Published: 22 June 2011



Although structural domains in proteins (SDs) are important, half of the regions in the human proteome are currently left with no SD assignments. These unassigned regions consist not only of novel SDs, but also of intrinsically disordered (ID) regions since proteins, especially those in eukaryotes, generally contain a significant fraction of ID regions. As ID regions can be inferred from amino acid sequences, a method that combines SD and ID region assignments can determine the fractions of SDs and ID regions in any proteome.

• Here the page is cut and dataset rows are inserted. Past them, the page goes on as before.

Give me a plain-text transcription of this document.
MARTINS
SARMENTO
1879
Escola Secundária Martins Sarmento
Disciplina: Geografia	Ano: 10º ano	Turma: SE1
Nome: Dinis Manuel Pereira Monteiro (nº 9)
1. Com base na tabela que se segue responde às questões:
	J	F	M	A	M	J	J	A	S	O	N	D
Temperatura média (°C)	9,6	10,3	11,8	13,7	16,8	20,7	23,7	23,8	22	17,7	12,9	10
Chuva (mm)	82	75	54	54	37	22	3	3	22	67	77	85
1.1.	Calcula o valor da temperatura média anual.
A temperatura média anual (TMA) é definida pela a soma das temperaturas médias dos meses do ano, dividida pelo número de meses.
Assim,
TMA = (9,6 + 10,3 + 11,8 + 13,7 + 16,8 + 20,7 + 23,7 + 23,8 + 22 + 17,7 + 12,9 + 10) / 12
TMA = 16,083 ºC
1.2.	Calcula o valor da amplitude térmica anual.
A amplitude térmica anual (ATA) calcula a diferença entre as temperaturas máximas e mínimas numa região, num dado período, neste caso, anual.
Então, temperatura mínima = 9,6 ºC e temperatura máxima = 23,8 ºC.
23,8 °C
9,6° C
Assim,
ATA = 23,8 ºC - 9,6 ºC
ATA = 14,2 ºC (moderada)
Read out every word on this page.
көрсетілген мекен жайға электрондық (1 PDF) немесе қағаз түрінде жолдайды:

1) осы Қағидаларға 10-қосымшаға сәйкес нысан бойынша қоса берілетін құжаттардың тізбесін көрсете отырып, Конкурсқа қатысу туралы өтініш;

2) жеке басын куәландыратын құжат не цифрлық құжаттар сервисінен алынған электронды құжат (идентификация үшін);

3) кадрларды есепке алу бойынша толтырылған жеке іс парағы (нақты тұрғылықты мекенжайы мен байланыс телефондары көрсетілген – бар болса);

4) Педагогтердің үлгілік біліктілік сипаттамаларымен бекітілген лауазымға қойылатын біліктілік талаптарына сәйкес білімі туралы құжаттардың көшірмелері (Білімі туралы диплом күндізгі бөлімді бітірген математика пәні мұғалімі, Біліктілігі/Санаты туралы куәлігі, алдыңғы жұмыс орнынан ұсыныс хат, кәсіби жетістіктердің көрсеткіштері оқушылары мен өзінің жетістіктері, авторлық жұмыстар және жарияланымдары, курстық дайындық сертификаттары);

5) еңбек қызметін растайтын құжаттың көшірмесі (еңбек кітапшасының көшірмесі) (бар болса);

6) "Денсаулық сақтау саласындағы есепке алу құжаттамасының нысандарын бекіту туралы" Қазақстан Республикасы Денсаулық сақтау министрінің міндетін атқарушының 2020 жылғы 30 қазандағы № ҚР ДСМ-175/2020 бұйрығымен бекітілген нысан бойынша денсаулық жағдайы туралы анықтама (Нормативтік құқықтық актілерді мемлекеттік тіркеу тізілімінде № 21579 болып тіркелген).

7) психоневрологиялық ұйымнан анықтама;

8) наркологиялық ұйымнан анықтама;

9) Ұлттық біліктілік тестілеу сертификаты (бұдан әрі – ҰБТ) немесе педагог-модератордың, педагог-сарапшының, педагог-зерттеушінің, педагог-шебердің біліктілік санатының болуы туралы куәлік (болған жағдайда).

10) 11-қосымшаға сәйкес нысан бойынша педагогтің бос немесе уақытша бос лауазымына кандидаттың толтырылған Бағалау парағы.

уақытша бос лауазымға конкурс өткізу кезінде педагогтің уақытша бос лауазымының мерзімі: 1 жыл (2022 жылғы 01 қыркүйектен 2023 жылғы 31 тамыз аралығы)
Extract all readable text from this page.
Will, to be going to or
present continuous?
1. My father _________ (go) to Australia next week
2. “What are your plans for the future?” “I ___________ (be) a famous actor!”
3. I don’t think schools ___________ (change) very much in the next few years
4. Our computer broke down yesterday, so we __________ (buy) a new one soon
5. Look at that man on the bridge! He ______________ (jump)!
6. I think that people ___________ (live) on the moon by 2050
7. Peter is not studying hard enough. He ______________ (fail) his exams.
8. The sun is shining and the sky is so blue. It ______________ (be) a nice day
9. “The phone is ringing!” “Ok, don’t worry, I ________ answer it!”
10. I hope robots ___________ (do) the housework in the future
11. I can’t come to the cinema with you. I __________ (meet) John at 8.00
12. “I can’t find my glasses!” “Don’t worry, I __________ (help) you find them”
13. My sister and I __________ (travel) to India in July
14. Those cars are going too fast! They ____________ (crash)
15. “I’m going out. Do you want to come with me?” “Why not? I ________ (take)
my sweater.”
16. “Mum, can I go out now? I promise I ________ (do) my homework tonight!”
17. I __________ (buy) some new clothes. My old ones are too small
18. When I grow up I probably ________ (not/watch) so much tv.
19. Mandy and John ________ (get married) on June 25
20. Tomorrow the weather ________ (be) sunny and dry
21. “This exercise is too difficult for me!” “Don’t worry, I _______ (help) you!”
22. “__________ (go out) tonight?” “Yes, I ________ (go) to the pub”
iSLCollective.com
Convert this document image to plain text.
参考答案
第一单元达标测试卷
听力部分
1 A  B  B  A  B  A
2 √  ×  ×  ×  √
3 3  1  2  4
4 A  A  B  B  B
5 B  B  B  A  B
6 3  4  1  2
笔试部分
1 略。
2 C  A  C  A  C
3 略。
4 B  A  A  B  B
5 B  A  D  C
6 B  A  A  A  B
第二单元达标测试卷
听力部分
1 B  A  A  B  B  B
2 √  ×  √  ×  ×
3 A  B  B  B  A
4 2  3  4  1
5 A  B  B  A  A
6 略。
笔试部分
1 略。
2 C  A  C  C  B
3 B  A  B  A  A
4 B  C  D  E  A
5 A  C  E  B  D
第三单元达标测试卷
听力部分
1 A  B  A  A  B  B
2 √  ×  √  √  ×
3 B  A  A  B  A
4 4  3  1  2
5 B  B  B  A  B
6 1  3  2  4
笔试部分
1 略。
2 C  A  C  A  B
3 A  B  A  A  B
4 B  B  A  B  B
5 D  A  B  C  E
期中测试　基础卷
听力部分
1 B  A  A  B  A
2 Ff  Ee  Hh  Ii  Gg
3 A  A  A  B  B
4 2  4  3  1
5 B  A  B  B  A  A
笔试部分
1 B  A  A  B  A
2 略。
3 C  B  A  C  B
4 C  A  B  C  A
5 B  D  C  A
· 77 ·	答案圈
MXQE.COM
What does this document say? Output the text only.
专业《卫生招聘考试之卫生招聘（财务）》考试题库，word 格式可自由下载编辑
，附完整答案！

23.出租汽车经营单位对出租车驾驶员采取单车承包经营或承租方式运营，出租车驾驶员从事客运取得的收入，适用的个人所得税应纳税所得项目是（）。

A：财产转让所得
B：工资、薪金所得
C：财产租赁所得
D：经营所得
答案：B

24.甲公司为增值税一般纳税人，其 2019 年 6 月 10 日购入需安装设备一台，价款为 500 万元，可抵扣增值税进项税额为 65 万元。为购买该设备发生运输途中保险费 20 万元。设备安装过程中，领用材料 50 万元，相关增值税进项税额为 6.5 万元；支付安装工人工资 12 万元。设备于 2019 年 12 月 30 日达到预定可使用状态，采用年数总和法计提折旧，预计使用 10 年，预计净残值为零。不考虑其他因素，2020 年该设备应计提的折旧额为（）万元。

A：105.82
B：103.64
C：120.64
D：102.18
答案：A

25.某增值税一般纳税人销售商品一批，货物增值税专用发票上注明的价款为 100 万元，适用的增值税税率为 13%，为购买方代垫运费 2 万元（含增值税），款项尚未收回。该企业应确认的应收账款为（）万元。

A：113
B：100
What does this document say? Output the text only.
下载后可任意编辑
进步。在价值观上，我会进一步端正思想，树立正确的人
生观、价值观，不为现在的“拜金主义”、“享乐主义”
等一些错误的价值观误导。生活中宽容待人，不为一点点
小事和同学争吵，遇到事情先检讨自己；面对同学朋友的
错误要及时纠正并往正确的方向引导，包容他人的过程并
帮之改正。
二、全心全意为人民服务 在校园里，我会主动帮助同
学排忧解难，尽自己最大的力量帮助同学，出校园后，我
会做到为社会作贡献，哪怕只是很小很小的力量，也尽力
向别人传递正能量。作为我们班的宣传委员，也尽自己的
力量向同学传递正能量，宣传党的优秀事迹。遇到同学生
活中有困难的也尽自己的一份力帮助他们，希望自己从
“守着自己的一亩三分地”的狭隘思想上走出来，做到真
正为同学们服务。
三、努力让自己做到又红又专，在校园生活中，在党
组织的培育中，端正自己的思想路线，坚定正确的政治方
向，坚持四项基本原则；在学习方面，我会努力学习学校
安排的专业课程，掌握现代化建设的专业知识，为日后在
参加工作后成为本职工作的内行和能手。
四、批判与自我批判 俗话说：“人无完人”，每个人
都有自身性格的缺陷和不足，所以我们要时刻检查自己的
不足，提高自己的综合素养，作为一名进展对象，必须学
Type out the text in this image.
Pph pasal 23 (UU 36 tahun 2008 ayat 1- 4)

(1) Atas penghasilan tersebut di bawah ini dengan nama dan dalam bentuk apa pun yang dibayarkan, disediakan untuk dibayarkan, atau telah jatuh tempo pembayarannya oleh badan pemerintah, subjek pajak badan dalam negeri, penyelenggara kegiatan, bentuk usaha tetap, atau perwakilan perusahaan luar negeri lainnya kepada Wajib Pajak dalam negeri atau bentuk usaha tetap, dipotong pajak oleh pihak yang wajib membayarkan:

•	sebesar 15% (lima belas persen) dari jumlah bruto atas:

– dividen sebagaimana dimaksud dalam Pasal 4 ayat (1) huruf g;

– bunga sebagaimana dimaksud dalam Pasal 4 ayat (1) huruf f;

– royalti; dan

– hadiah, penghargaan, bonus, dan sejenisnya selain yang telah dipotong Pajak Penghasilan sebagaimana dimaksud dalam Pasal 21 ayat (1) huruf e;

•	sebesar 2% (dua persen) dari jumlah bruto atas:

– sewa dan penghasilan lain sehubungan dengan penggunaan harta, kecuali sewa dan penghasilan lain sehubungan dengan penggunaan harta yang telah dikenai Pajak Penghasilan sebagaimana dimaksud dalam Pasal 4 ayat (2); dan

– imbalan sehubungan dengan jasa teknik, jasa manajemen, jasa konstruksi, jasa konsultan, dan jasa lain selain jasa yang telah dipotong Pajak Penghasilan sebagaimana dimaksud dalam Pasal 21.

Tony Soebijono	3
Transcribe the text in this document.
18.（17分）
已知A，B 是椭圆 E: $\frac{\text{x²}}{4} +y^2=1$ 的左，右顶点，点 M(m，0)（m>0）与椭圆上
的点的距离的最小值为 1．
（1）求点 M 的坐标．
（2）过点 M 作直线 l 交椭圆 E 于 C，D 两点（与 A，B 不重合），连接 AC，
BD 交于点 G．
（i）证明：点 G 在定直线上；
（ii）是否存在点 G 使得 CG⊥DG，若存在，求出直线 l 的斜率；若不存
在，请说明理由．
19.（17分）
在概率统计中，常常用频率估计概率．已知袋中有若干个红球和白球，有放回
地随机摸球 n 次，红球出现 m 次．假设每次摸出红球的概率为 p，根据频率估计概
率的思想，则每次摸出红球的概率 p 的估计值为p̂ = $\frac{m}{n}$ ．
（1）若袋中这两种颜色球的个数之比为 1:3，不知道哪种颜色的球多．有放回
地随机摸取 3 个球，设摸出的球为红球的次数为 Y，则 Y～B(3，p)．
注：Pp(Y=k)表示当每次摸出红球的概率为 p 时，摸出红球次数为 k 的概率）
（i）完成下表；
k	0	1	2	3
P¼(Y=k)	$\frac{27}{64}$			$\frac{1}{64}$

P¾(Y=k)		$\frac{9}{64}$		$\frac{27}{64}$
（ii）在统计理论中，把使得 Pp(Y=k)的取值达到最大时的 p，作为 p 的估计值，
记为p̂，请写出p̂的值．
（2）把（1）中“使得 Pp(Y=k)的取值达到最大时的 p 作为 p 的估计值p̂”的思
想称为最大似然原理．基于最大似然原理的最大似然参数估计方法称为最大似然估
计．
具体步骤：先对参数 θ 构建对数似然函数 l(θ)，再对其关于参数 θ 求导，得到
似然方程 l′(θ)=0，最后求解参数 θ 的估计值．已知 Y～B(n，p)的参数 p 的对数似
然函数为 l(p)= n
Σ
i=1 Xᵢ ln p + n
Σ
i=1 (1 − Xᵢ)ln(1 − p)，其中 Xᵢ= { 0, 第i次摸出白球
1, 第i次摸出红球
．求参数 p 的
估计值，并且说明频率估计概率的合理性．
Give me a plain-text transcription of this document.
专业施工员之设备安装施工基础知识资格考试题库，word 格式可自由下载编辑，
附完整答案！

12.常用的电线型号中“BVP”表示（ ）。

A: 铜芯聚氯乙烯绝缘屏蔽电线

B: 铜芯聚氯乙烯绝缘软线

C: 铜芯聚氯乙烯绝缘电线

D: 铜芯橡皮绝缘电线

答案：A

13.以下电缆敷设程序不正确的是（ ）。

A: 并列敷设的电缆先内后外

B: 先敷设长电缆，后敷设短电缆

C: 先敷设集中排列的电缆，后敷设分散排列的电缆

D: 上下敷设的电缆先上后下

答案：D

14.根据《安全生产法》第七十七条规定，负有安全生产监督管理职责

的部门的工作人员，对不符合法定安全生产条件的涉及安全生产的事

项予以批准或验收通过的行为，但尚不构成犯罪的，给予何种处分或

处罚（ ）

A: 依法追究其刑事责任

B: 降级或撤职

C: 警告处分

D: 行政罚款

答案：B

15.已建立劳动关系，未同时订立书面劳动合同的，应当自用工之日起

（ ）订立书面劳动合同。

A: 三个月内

In contrast to other available ID prediction programs that merely identify likely ID regions, the DICHOT system we previously developed classifies the entire protein sequence into SDs and ID regions. Application of DICHOT to the human proteome revealed that residue-wise ID regions constitute 35%, SDs with similarity to PDB structures comprise 52%, while SDs with no similarity to PDB structures account for the remaining 13%. The last group consists of novel structural domains, termed cryptic domains, which serve as good targets of structural genomics. The DICHOT method applied to the proteomes of other model organisms indicated that eukaryotes generally have high ID contents, while prokaryotes do not. In human proteins, ID contents differ among subcellular localizations: nuclear proteins had the highest residue-wise ID fraction (47%), while mitochondrial proteins exhibited the lowest (13%). Phosphorylation and O-linked glycosylation sites were found to be located preferentially in ID regions. As O-linked glycans are attached to residues in the extracellular regions of proteins, the modification is likely to protect the ID regions from proteolytic cleavage in the extracellular environment. Alternative splicing events tend to occur more frequently in ID regions. We interpret this as evidence that natural selection is operating at the protein level in alternative splicing.


We classified entire regions of proteins into the two categories, SDs and ID regions and thereby obtained various kinds of complete genome-wide statistics. The results of the present study are important basic information for understanding protein structural architectures and have been made publicly available at webcite.